A bench of justice P Sathasivam and justice BS Chauhan said preventive detention of a person in apprehension of breach of peace was permissible only if the police were satisfied that the person was likely to commit a cognisable offence.
Anti-corruption campaigner Anna Hazare was arrested by the Delhi Police on Tuesday morning under Section 107/151 of the Criminal Procedure Code barely an hour before the beginning of his fast.
"The object of the Sections 107/151 Cr.PC are of preventive justice and not punitive. S.151 should only be invoked when there is imminent danger to peace or likelihood of breach of peace under Section 107 CrPC An arrest under S.151 can be supported when the person to be arrested designs to commit a cognisable offence," the bench said in a judgment on August 12.
"A further condition for the exercise of such power, which must also be fulfiled, is that the arrest should be made only if it appears to the police officer concerned that the commission of the offence cannot be otherwise prevented," it said.
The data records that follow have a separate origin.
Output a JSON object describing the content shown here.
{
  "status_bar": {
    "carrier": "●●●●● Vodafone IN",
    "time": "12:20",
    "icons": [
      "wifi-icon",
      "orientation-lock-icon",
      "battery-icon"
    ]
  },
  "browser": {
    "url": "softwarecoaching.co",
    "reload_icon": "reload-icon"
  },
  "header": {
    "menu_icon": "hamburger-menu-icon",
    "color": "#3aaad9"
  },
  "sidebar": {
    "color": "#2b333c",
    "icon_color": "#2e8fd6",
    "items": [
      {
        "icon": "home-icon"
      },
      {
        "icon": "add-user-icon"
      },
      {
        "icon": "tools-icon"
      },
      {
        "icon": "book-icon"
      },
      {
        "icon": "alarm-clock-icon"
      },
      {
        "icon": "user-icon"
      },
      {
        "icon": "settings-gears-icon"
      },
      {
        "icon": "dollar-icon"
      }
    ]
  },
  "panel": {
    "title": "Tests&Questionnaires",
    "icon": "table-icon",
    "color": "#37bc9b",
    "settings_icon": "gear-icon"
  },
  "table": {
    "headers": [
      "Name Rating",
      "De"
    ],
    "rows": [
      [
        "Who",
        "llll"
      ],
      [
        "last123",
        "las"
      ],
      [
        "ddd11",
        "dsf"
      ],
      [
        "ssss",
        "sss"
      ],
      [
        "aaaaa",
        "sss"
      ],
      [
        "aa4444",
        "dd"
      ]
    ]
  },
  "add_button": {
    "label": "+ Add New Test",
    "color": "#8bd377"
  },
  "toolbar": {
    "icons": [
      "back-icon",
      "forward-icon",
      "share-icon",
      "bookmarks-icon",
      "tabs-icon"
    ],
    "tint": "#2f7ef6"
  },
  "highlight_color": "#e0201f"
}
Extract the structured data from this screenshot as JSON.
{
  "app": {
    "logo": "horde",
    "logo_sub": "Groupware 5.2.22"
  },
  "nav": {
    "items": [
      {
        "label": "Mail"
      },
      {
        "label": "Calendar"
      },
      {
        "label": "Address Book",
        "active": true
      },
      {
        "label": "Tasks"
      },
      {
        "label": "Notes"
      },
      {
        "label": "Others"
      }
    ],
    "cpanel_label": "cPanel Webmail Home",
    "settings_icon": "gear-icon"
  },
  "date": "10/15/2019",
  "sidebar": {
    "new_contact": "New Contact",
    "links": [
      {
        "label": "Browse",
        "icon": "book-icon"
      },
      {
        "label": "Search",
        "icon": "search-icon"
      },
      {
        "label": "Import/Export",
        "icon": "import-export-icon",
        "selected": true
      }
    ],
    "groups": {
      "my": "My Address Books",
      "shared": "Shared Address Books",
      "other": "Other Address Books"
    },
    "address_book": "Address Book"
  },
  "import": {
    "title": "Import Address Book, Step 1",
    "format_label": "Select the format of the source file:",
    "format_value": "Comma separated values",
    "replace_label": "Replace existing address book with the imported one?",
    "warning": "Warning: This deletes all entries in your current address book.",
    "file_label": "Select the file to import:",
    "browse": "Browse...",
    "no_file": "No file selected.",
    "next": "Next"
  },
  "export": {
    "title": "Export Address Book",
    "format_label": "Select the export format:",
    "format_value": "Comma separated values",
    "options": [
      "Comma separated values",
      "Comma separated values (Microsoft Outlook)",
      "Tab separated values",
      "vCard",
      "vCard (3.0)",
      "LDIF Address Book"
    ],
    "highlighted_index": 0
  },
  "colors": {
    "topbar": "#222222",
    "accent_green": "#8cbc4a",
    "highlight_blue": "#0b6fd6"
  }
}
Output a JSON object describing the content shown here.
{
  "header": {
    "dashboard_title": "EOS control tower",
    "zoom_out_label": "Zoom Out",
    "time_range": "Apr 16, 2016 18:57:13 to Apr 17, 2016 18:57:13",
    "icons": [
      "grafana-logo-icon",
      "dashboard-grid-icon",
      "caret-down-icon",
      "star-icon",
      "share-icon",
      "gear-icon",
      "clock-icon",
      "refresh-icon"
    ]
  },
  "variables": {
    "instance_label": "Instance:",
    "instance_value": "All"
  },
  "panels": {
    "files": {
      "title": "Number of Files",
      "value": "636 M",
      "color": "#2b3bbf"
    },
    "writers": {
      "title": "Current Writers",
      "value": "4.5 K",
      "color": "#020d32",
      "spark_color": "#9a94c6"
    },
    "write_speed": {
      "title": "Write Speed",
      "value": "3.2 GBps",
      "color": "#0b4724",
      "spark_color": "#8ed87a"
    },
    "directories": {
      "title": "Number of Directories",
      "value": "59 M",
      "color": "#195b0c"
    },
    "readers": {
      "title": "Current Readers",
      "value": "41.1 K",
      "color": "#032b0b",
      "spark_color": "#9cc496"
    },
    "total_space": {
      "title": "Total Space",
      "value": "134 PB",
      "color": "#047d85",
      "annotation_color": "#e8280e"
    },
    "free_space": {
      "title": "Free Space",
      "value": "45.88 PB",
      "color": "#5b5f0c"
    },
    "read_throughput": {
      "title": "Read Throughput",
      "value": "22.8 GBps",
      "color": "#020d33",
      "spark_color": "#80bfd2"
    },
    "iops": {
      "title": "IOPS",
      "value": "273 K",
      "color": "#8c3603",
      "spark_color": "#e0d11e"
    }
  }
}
However, the bench said, "If these conditions are not fulfiled and, a person is arrested under Section 151 CrPC, the arresting authority may be exposed to proceedings under the law for violating the fundamental rights inherent in Articles 21 and 22 of the Constitution."
The bench quashed a Delhi high court direction for a CBI probe into the preventive detention of two persons by Delhi Police. The duo had allegedly indulged in a drunken brawl.
The bench said: "If a proceeding under Sections 107/151 appears to be absolutely necessary to deal with the threatened apprehension of breach of peace, it is incumbent upon the authority concerned to take prompt action. The jurisdiction vested in a Magistrate to act under Section 107 is to be exercised in emergent situation.